Le Dow Jones Industrial Average a gagné plus de 1 % sur la semaine, terminant juste sous 52 000 points, avec son record proche de 52 300 toujours à portée, tandis que les autres grands indices américains ont sous-performé à mesure que les flux se détournaient de la technologie. Les mouvements sectoriels ont été défensifs : la santé a mené la hausse, les grands laboratoires progressant d’environ 2 % à 6 %, et la consommation de base, les financières et les services aux collectivités ont également fini dans le vert. À l’inverse, les technologies de l’information ont cédé près de 1 % après un article indiquant qu’OpenAI pourrait repousser une introduction en Bourse à l’an prochain, tandis que SoftBank a chuté de plus de 12 % et que les valeurs asiatiques des semi-conducteurs se sont aussi repliées.
Le ton macro s’est durci après qu’un membre votant du Federal Open Market Committee a abandonné un précédent appel à une baisse en 2026 pour projeter à la place une hausse, peu après que la Réserve fédérale a maintenu son taux directeur entre 3,50 % et 3,75 % à l’unanimité et relevé la médiane de fin d’année dans ses projections actualisées. L’indice des prix PCE (Personal Consumption Expenditures) a de nouveau accéléré en mai, et les contrats à terme sur les taux ont effacé les anticipations de baisses tout en attribuant environ une chance sur quatre à une hausse en juillet ; l’enquête de l’Université du Michigan a montré une amélioration des anticipations, avec les attentes d’inflation à cinq ans en repli à 3,3 %. Par ailleurs, Trump a affirmé que l’Iran avait tiré au moins quatre drones suicides dans le détroit d’Hormuz, un passage acheminant près d’un cinquième de l’énergie mondiale transportée par voie maritime ; les niveaux techniques cités étaient 52 000 et 52 300 au-dessus, avec un support sur l’EMA 50 périodes proche de 50 400, puis 50 000 et l’EMA 200 périodes autour de 48 300, tandis que le Stoch RSI était décrit comme en zone médiane.

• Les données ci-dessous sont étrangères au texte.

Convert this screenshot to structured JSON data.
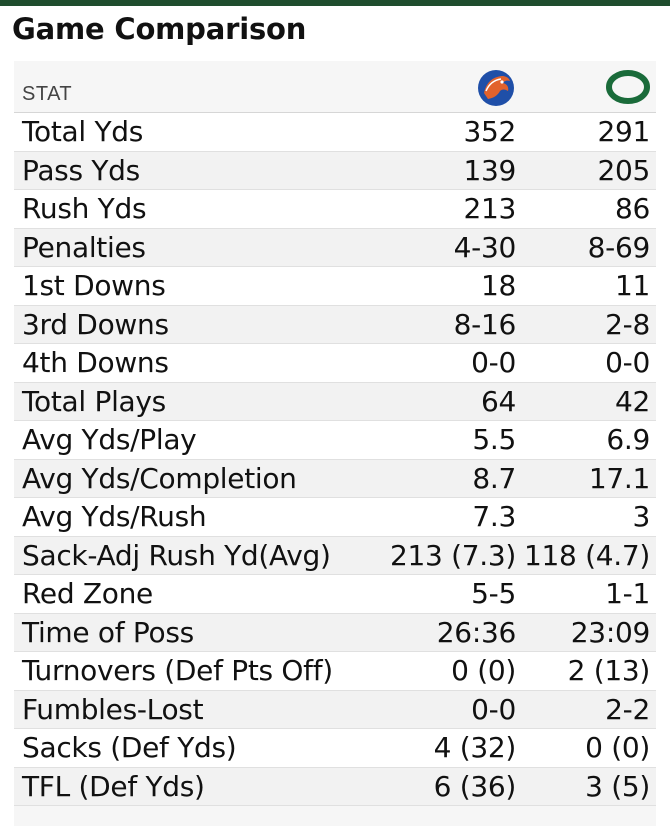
{
  "title": "Game Comparison",
  "header": {
    "stat_label": "STAT",
    "team_a_icon": "boise-state-bronco-logo",
    "team_b_icon": "oregon-o-logo"
  },
  "colors": {
    "top_bar": "#1f4d2e",
    "oregon_green": "#1a6b3a",
    "boise_blue": "#1f4fa8",
    "boise_orange": "#e2622c"
  },
  "stats": [
    {
      "label": "Total Yds",
      "team_a": "352",
      "team_b": "291"
    },
    {
      "label": "Pass Yds",
      "team_a": "139",
      "team_b": "205"
    },
    {
      "label": "Rush Yds",
      "team_a": "213",
      "team_b": "86"
    },
    {
      "label": "Penalties",
      "team_a": "4-30",
      "team_b": "8-69"
    },
    {
      "label": "1st Downs",
      "team_a": "18",
      "team_b": "11"
    },
    {
      "label": "3rd Downs",
      "team_a": "8-16",
      "team_b": "2-8"
    },
    {
      "label": "4th Downs",
      "team_a": "0-0",
      "team_b": "0-0"
    },
    {
      "label": "Total Plays",
      "team_a": "64",
      "team_b": "42"
    },
    {
      "label": "Avg Yds/Play",
      "team_a": "5.5",
      "team_b": "6.9"
    },
    {
      "label": "Avg Yds/Completion",
      "team_a": "8.7",
      "team_b": "17.1"
    },
    {
      "label": "Avg Yds/Rush",
      "team_a": "7.3",
      "team_b": "3"
    },
    {
      "label": "Sack-Adj Rush Yd(Avg)",
      "team_a": "213 (7.3)",
      "team_b": "118 (4.7)"
    },
    {
      "label": "Red Zone",
      "team_a": "5-5",
      "team_b": "1-1"
    },
    {
      "label": "Time of Poss",
      "team_a": "26:36",
      "team_b": "23:09"
    },
    {
      "label": "Turnovers (Def Pts Off)",
      "team_a": "0 (0)",
      "team_b": "2 (13)"
    },
    {
      "label": "Fumbles-Lost",
      "team_a": "0-0",
      "team_b": "2-2"
    },
    {
      "label": "Sacks (Def Yds)",
      "team_a": "4 (32)",
      "team_b": "0 (0)"
    },
    {
      "label": "TFL (Def Yds)",
      "team_a": "6 (36)",
      "team_b": "3 (5)"
    }
  ]
}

Positionnement défensif et stratégies de trading sur le Dow
Nous interprétons la hausse du Dow non pas comme un signe de bonne santé généralisée du marché, mais comme un repli défensif. Le dernier rapport sur l’emploi (Non-Farm Payrolls) ayant montré une création d’emplois étonnamment forte de 250 000 postes, et l’inflation PCE core remontant à 3,1 %, la Réserve fédérale a de quoi rester restrictive. Il s’agit d’une fuite vers la qualité, qu’il faut traiter comme telle, et non comme le début d’un nouveau marché haussier.

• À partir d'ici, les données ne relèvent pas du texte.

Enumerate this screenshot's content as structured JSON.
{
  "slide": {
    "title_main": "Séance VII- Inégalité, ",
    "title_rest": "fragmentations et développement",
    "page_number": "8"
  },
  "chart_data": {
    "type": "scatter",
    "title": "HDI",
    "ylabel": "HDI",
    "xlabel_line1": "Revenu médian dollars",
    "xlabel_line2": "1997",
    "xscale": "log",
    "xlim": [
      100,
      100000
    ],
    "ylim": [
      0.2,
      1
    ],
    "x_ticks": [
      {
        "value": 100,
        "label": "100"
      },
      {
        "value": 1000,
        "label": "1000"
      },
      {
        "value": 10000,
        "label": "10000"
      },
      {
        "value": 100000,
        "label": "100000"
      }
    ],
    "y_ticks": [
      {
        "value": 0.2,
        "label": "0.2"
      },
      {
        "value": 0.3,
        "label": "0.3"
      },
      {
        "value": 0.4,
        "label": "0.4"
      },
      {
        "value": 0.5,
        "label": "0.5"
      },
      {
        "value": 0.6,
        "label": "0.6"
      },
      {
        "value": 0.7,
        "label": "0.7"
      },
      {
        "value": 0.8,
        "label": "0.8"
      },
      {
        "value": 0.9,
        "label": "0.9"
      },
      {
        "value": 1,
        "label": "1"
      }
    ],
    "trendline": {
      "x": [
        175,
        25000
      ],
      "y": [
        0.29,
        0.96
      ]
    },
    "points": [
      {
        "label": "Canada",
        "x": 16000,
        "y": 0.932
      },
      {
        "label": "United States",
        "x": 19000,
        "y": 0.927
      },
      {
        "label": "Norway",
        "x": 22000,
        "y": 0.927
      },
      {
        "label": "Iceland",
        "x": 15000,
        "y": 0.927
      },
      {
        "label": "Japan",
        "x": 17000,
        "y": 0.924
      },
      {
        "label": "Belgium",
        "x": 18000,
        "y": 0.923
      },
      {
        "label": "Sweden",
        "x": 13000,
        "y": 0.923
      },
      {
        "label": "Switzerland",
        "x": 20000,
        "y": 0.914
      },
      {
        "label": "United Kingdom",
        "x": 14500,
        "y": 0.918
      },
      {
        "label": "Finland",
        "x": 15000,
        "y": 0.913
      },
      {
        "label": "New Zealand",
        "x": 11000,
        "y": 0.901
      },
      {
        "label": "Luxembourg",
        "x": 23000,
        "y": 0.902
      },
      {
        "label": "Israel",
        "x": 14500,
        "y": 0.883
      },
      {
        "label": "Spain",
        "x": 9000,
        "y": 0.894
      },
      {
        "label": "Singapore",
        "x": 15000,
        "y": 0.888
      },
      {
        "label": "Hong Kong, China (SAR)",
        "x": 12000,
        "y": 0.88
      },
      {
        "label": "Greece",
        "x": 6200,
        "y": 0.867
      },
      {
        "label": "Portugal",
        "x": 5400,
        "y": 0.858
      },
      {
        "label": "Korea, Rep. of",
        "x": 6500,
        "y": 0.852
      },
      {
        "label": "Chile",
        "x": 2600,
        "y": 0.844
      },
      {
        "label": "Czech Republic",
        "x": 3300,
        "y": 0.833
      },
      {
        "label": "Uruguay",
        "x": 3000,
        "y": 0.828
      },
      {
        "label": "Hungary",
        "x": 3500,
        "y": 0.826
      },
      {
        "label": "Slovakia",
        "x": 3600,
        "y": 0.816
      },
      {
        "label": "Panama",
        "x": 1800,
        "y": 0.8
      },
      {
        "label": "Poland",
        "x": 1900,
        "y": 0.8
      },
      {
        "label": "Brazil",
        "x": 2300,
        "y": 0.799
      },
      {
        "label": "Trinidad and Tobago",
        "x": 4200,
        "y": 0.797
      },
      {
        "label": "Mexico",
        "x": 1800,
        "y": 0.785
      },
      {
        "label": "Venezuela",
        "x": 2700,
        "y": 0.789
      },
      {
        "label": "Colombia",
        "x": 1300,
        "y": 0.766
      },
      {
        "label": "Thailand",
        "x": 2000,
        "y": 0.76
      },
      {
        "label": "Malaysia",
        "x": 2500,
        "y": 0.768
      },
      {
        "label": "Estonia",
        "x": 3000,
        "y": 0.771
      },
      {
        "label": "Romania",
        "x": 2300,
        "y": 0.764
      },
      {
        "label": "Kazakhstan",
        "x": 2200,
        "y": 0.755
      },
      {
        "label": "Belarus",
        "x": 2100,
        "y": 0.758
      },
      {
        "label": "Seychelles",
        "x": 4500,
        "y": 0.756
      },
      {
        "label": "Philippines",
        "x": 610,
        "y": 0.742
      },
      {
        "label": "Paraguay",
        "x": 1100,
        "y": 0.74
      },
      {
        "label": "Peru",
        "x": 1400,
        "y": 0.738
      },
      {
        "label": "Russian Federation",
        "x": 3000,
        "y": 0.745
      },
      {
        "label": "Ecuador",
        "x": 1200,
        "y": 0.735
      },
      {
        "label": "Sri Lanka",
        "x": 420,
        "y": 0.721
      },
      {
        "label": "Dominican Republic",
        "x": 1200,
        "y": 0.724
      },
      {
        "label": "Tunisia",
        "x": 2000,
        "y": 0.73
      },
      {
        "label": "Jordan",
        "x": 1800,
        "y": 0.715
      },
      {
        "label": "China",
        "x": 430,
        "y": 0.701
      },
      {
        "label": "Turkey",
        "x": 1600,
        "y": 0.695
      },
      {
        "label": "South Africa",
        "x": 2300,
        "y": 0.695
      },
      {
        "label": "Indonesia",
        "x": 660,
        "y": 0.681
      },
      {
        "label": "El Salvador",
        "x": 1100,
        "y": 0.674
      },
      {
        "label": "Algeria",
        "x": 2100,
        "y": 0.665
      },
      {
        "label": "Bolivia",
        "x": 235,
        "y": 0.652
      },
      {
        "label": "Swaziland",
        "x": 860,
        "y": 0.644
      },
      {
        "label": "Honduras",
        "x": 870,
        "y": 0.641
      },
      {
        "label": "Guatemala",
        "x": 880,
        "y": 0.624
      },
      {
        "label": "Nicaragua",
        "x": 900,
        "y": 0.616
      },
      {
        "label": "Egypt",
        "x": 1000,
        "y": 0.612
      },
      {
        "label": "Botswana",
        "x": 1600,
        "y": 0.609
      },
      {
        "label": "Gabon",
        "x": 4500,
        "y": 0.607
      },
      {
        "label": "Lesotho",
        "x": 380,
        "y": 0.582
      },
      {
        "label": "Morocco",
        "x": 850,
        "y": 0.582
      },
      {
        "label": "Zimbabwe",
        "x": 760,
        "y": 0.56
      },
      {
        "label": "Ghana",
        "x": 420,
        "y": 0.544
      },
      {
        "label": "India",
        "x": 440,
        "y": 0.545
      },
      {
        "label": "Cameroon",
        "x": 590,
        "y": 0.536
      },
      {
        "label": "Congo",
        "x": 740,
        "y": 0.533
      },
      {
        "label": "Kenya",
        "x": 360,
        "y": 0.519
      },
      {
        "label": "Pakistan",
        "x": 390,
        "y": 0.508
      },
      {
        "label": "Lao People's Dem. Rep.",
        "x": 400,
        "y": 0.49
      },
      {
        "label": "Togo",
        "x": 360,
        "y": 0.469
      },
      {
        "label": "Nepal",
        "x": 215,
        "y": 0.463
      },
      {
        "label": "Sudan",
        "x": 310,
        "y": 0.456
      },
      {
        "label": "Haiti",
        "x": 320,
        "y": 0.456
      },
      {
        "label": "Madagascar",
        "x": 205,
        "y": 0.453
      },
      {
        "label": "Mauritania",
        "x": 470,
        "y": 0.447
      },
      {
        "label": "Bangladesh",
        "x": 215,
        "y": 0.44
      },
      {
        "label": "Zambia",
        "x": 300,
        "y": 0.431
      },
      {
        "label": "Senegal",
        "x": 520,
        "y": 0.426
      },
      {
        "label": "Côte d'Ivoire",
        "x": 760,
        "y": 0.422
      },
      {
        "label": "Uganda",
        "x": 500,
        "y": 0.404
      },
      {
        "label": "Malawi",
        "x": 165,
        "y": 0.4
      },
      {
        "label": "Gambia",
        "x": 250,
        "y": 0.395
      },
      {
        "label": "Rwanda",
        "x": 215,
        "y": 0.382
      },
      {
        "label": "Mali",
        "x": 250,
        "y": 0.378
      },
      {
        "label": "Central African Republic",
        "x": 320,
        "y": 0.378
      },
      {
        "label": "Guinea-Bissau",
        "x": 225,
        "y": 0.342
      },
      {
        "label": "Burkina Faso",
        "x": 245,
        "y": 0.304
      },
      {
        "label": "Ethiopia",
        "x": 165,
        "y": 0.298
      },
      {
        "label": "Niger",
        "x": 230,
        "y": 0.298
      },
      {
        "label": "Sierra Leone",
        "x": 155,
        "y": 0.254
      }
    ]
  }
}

Sur le Dow lui-même, nous privilégions des stratégies haussières de court terme avec des garde-fous stricts. L’achat de spreads haussiers (call spreads) sur l’ETF DIA, visant le record historique à 52 300, offre une manière à risque défini de suivre ce momentum. En revanche, toute clôture quotidienne sous la moyenne mobile 50 périodes autour de 50 400 constituerait, pour nous, un signal clair de sortie immédiate de ces positions.
Se positionner face à la faiblesse technologique et à la volatilité
À l’autre bout de cette rotation, nous cherchons à renforcer les positions vendeuses sur le secteur technologique. Le Nasdaq 100 a servi de « source de financement » à ce rally défensif, et nous pensons que cela se poursuivra tant que les doutes sur les dépenses d’infrastructure liées à l’IA persisteront. Nous envisageons d’acheter des options de vente (puts) sur l’ETF QQQ afin de tirer parti d’une poursuite de la faiblesse, notamment s’il casse ses propres niveaux techniques de support.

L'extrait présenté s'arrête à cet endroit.